Fifteen percent to 25% of patients with refractory epilepsy require invasive video-electroencephalography (EEG) monitoring (IVEM) to precisely delineate the ictal-onset zone. This delineation based on the recorded intracranial EEG (iEEG) signals occurs visually by the epileptologist and is therefore prone to human mistakes. The purpose of this study is to investigate whether effective connectivity analysis of intracranially recorded EEG during seizures provides an objective method to localize the ictal-onset zone.

METHODS

In this study data were analyzed from eight patients who underwent IVEM at Ghent University Hospital in Belgium. All patients had a focal ictal onset and were seizure-free following resective surgery. The effective connectivity pattern was calculated during the first 20 s of ictal rhythmic iEEG activity. The out-degree, which is reflective of the number of outgoing connections, was calculated for each electrode contact for every single seizure during these 20 s. The seizure specific out-degrees were summed per patient to obtain the total out-degree. The electrode contact with the highest total out-degree was considered indicative of localization of the ictal-onset zone. This result was compared to the conclusion of the visual analysis of the epileptologist and the resected brain region segmented from postoperative magnetic resonance imaging (MRI).

KEY FINDINGS

In all eight patients the electrode contact with the highest total out-degree was among the contacts identified by the epileptologist as the ictal onset. This contact, that we named "the driver," always laid within the resected brain region.

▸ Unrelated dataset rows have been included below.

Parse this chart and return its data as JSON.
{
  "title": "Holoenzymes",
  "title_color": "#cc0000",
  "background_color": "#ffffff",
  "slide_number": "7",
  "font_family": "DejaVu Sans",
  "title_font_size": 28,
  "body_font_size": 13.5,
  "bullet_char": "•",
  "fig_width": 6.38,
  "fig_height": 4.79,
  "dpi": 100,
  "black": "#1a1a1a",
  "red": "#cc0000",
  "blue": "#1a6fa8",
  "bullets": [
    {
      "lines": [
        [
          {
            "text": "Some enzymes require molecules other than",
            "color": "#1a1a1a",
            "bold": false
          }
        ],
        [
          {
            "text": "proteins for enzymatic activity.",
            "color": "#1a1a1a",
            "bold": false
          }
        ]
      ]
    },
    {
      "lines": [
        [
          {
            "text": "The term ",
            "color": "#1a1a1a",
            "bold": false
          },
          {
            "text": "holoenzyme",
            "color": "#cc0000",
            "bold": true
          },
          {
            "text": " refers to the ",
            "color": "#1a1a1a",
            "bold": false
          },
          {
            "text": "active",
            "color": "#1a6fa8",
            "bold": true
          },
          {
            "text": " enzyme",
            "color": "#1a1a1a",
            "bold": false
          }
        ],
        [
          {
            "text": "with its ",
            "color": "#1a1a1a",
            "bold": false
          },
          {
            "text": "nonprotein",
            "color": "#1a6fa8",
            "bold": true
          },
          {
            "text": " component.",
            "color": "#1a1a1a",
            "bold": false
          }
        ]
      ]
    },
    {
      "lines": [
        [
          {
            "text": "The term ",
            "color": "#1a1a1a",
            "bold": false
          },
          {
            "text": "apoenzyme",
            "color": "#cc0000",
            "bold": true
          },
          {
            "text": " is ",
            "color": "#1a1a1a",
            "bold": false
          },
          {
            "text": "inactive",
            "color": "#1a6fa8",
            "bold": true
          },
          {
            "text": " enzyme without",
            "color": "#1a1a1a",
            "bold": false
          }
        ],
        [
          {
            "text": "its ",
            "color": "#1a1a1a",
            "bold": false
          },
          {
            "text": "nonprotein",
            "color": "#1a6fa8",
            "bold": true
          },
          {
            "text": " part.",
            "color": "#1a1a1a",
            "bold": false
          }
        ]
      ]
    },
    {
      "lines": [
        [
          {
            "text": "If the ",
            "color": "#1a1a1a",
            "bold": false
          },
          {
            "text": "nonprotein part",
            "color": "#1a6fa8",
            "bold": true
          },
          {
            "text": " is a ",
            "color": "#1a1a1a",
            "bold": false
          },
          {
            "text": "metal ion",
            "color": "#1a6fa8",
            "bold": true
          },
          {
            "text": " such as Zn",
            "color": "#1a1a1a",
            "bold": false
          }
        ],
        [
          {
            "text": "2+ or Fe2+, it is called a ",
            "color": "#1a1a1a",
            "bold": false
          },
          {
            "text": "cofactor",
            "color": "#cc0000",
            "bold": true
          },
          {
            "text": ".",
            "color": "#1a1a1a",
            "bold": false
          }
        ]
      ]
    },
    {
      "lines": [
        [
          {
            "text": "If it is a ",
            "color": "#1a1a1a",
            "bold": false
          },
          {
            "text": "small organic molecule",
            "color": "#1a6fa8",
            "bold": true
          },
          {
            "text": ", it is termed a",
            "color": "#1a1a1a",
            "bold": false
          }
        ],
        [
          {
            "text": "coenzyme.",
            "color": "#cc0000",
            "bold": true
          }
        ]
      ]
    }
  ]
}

Furthermore, the patient-specific connectivity patterns were consistent over the majority of seizures.

SIGNIFICANCE

In this study we demonstrated the feasibility of correctly localizing the ictal-onset zone from iEEG recordings by using effective connectivity analysis during the first 20 s of ictal rhythmic iEEG activity.

摘要

目的

15%至 25%的耐药性癫痫患者需要进行侵入性视频脑电图(EEG)监测(IVEM),以精确划定发作起始区。这种基于记录的颅内 EEG(iEEG)信号的划定是由癫痫专家通过视觉进行的,因此容易出现人为错误。本研究的目的是研究在癫痫发作期间记录的颅内 EEG 的有效连通性分析是否提供了一种定位发作起始区的客观方法。

方法

本研究分析了 8 名在比利时根特大学医院接受 IVEM 的患者的数据。所有患者均有局灶性发作起始,并在切除性手术后无癫痫发作。在 ictal 节律性 iEEG 活动的前 20 秒计算有效连通模式。在这 20 秒内,计算每个电极接触点在每个单个癫痫发作期间的出度,出度反映了传出连接的数量。对每个患者的特定癫痫发作的出度进行求和,以获得总出度。总出度最高的电极接触点被认为是定位发作起始区的指标。将这一结果与视觉分析结果和术后磁共振成像(MRI)分割的切除脑区进行比较。

主要发现

在所有 8 名患者中,总出度最高的电极接触点都在癫痫专家确定为发作起始的接触点中。该接触点,我们称之为“驱动点”,始终位于切除的脑区中。此外,患者特定的连通模式在大多数癫痫发作中是一致的。

意义

在这项研究中,我们通过使用癫痫发作期间前 20 秒的有效连通性分析,证明了从 iEEG 记录中正确定位发作起始区的可行性。